What could I do but laugh at her?

“Why would I lie to you, Sir? You would put me in prison if I cheated you. I would be ruined. Please, Sir, do come. You cannot have a fine machine constructed by a common shopkeeper.”

“How could one manufacture such a thing
without
a shop?”

“You will meet him. He is Herr Sumper.”

“It is Mr. Sumper has robbed me?”

“No, he is gone to Furtwangen to await you.”

Since my first day at Harrow my trusting nature has been a source of amusement, and it is curious to me that these judgements have inevitably been passed by those who are untrustworthy—why be so boastful about your own appalling character?

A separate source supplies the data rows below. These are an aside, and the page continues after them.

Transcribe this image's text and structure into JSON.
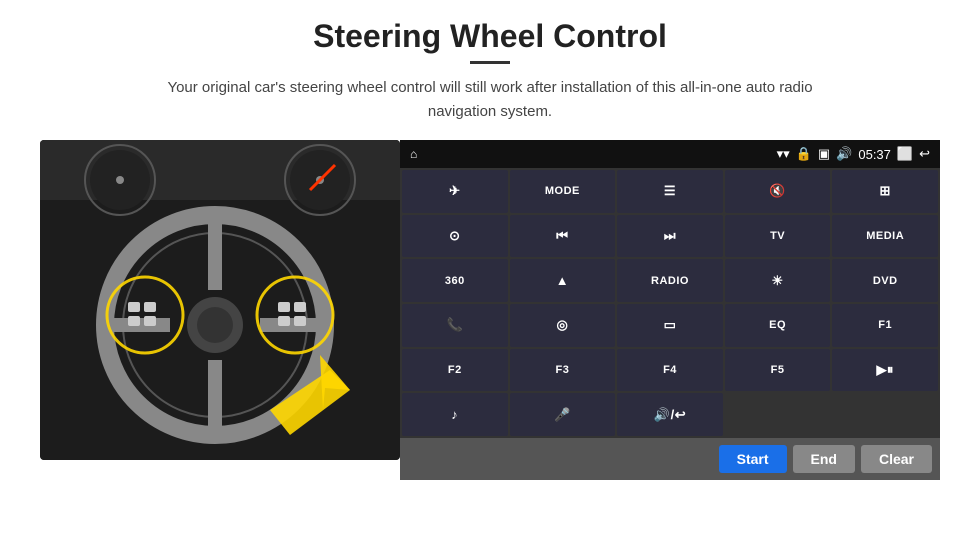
{
  "header": {
    "title": "Steering Wheel Control",
    "subtitle": "Your original car's steering wheel control will still work after installation of this all-in-one auto radio navigation system."
  },
  "status_bar": {
    "time": "05:37",
    "home_icon": "⌂",
    "wifi_icon": "wifi",
    "lock_icon": "🔒",
    "sim_icon": "📶",
    "bt_icon": "🔊",
    "window_icon": "⬜",
    "back_icon": "↩"
  },
  "buttons": [
    {
      "label": "✈",
      "row": 1,
      "col": 1
    },
    {
      "label": "MODE",
      "row": 1,
      "col": 2
    },
    {
      "label": "≡",
      "row": 1,
      "col": 3
    },
    {
      "label": "🔇",
      "row": 1,
      "col": 4
    },
    {
      "label": "⊞",
      "row": 1,
      "col": 5
    },
    {
      "label": "⊙",
      "row": 2,
      "col": 1
    },
    {
      "label": "⏮",
      "row": 2,
      "col": 2
    },
    {
      "label": "⏭",
      "row": 2,
      "col": 3
    },
    {
      "label": "TV",
      "row": 2,
      "col": 4
    },
    {
      "label": "MEDIA",
      "row": 2,
      "col": 5
    },
    {
      "label": "360",
      "row": 3,
      "col": 1
    },
    {
      "label": "▲",
      "row": 3,
      "col": 2
    },
    {
      "label": "RADIO",
      "row": 3,
      "col": 3
    },
    {
      "label": "☀",
      "row": 3,
      "col": 4
    },
    {
      "label": "DVD",
      "row": 3,
      "col": 5
    },
    {
      "label": "📞",
      "row": 4,
      "col": 1
    },
    {
      "label": "◎",
      "row": 4,
      "col": 2
    },
    {
      "label": "▭",
      "row": 4,
      "col": 3
    },
    {
      "label": "EQ",
      "row": 4,
      "col": 4
    },
    {
      "label": "F1",
      "row": 4,
      "col": 5
    },
    {
      "label": "F2",
      "row": 5,
      "col": 1
    },
    {
      "label": "F3",
      "row": 5,
      "col": 2
    },
    {
      "label": "F4",
      "row": 5,
      "col": 3
    },
    {
      "label": "F5",
      "row": 5,
      "col": 4
    },
    {
      "label": "▶⏸",
      "row": 5,
      "col": 5
    },
    {
      "label": "♪",
      "row": 6,
      "col": 1
    },
    {
      "label": "🎤",
      "row": 6,
      "col": 2
    },
    {
      "label": "🔊/↩",
      "row": 6,
      "col": 3
    }
  ],
  "action_bar": {
    "start_label": "Start",
    "end_label": "End",
    "clear_label": "Clear"
  }
}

But consider a moment. Would you, in my place, have refused to go with the thieves? Then what injury you would have caused your son. What an extraordinary journey you would have missed, one such as many have trouble crediting, and the very first stage of it, south along the Rhine, was both aesthetic and pacific. That is, I gave charge of my life to a child and his mother, and permitted myself—a rather dull chap really—to be transported, nay, elevated into the Black Forest which I had previously known only from the Brothers Cruel, as my mater called them. A great deal of my journey—which I experienced alone inside the coach while my little gang sat on top, often singing at the tops of their voices—was rather lonely but so much more peaceful than the previous two years during which I had dreaded the appearance of blood stains on the nursery pillow.

The first inn was hospitable although not clean. I called for candles and wrote to Percy, telling him all about the clever crippled boy, his luminous invention, the adventure that would take me into Ali Baba’s cave. By previous arrangement I sent this letter to my friend George Binns who had agreed to come and read to Percy on Saturday and Thursday afternoons.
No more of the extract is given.